China’s slowdown comes as the turbine-making industry globally is facing overcapacity and turbulent demand. The U.S., the world’s second-largest market for turbines, is seeing anaemic growth in new installations because a key tax credit is soon to expire.
In the first half of this year global wind installations were up 15 per cent, from a low base last year in the aftermath of the financial crisis. But China expanded by just 2.6 per cent, and that growth is expected to turn negative by the end of the year.
European demand for wind turbines has been growing healthily this year, but could be hurt by austerity measures in the eurozone.
One bright spot for the industry is Germany, which is expected to boost wind power to compensate for use of less nuclear power.
In interviews, executives at top Chinese and foreign wind companies said many Chinese turbine makers would be squeezed out by the slowdown. One European turbine maker executive, who did not wish to be named, said the Chinese market was facing a “bloodbath”.
China has more than 60 turbine makers, all relative newcomers to the markets, and executives expect that 10-12 major Chinese companies will be left standing after the downturn.
“We are really in a situation right now where something has to happen,” said Jens Olsen, chief executive of Nordex, a German turbine maker.
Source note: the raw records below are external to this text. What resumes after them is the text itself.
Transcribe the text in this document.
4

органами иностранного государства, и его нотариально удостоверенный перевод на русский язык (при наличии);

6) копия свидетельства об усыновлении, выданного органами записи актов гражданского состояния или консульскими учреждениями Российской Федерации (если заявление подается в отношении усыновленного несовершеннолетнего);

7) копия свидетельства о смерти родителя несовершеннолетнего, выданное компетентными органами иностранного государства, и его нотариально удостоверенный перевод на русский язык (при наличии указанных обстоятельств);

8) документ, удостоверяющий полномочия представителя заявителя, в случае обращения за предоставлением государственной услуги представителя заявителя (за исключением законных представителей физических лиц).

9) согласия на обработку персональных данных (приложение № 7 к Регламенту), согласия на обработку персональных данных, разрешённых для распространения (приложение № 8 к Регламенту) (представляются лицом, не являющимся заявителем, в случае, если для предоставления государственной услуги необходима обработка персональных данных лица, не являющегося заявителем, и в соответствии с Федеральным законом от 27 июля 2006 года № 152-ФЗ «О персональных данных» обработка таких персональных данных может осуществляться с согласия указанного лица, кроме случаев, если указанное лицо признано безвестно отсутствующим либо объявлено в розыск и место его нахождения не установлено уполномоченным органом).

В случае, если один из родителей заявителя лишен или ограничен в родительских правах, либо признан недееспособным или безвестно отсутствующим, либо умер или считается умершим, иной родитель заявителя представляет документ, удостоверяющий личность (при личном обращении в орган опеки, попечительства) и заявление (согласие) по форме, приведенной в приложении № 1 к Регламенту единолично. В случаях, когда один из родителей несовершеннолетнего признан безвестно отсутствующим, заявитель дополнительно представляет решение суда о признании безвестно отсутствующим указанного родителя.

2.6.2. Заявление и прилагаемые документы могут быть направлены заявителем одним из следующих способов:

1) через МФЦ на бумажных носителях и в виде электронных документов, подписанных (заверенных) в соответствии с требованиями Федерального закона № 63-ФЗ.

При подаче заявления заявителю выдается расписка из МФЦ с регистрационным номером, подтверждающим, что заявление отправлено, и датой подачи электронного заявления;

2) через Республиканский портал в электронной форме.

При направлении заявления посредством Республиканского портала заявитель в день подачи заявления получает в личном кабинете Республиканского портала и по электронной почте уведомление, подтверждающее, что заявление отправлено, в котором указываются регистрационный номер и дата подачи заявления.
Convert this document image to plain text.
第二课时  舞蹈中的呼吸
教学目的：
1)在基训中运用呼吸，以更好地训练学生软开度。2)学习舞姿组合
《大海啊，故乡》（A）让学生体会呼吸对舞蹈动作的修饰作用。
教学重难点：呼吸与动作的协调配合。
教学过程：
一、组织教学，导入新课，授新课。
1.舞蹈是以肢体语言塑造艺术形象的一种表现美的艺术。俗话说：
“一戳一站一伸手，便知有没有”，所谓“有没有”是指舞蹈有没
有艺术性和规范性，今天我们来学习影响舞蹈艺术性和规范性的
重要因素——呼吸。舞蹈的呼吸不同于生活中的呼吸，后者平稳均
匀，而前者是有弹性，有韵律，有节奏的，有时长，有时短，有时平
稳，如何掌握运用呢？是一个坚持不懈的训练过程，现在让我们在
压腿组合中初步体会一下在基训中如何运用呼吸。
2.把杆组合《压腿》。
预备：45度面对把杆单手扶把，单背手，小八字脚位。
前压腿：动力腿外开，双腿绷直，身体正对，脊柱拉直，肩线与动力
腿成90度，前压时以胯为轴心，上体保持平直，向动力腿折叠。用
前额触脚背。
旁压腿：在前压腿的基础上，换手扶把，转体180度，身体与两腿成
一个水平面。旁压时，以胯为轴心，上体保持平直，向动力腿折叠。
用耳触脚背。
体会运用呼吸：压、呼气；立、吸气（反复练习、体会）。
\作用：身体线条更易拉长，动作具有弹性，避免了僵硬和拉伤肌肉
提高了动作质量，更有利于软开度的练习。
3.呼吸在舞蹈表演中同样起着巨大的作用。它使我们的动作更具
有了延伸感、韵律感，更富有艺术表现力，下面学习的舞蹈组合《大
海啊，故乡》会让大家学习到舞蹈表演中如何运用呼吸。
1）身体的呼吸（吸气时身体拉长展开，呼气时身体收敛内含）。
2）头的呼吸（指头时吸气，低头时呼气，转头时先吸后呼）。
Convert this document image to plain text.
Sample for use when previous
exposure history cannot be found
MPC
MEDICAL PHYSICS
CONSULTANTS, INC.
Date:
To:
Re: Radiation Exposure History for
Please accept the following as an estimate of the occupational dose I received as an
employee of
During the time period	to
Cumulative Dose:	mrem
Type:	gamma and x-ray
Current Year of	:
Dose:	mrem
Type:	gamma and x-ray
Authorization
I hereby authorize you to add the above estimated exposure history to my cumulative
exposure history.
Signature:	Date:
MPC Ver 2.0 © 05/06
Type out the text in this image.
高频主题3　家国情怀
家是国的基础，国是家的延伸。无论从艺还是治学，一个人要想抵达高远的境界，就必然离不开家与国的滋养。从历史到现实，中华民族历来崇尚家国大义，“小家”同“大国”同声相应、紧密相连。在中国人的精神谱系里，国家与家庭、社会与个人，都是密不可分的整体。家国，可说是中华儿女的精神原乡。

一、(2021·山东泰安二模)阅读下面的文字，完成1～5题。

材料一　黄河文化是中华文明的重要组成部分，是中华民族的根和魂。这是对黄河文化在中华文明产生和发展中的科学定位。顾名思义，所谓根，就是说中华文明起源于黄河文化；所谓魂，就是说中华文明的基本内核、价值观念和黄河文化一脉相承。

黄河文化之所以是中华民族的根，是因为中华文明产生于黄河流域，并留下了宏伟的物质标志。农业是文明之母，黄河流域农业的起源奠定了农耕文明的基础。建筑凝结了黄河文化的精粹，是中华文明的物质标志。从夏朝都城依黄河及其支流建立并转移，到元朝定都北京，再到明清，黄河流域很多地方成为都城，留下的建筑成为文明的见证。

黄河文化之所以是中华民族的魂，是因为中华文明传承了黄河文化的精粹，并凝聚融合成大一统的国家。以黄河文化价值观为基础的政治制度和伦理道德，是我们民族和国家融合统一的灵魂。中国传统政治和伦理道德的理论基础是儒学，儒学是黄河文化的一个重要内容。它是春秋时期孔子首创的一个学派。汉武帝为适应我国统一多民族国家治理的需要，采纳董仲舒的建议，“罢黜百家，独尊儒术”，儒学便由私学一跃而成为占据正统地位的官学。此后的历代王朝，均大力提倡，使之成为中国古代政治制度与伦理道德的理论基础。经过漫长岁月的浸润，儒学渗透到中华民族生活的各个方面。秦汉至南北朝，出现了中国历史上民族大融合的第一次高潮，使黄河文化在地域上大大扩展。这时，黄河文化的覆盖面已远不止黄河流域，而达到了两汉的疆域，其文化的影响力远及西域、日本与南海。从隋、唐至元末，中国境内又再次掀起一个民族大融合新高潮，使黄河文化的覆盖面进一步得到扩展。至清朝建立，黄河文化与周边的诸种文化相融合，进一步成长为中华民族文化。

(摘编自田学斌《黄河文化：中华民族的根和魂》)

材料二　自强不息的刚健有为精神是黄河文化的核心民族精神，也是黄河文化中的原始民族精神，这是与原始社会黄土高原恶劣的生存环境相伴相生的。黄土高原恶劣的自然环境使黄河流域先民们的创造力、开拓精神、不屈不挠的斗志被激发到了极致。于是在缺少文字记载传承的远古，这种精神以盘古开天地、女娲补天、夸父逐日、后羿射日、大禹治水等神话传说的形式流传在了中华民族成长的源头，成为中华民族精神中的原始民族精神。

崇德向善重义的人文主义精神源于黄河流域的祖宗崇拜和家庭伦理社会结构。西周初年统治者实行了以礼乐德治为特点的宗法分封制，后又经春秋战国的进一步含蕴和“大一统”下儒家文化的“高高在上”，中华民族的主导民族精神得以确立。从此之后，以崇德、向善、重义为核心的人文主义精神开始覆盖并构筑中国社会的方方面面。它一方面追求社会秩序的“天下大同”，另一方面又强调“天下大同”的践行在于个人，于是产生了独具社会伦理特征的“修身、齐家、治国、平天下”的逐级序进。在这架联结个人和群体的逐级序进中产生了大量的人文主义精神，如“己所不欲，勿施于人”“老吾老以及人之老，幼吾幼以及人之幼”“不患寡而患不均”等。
He expects China’s market to consolidate around the 18GW per year level for the next few years, although other executives put the figure closer to 14GW. “The question is, which suppliers are those 18GW going to come from?” Mr Olsen said.
One cause of the slowdown is that wind farm developers are having trouble securing financing because of tightening credit conditions. Beijing has gradually tightened monetary policy this year in an effort to combat inflation, which came in at a stubbornly high 6.1 per cent in September.
Another reason is that Beijing is cracking down on low-quality turbines with new regulations, after several major blackouts caused by wind farm surges earlier this year. These include measures aimed at slowing down the building of new wind farms and China’s first turbines certification programme.
China’s wind turbine industry owes its rapid expansion to state-backed support, as Beijing’s mandate to embrace wind power translated into easy financing for wind farms and a proliferation of new wind turbine manufacturers. Wind capacity in China doubled every year from 2007 to 2010.
“The Chinese government has realised that this fast speed has a downside,” said Mr Jussen of Repower. “A lot of the poor suppliers are going to die, washed out by quality demands from the government. In the end this market have maybe ten mature Chinese players and a few foreigners.”
Although Repower will no longer produce turbines in China, Repower’s sister company Suzlon will continue to operate there. Repower’s Chinese partner, the state-owned North Heavy Industry, will eventually take control of the turbine plant in Inner Mongolia, one of China’s most wind-rich regions.
Some Chinese producers say the downturn will provide a strong impetus to improve quality. “Right now there is overcapacity in the market,” said Wu Jialiang, general manager of Sany Electric, a heavy industry company that recently diversified into wind turbines. “Quality problems abound, but raising technical standards will ensure the healthy development of the industry.”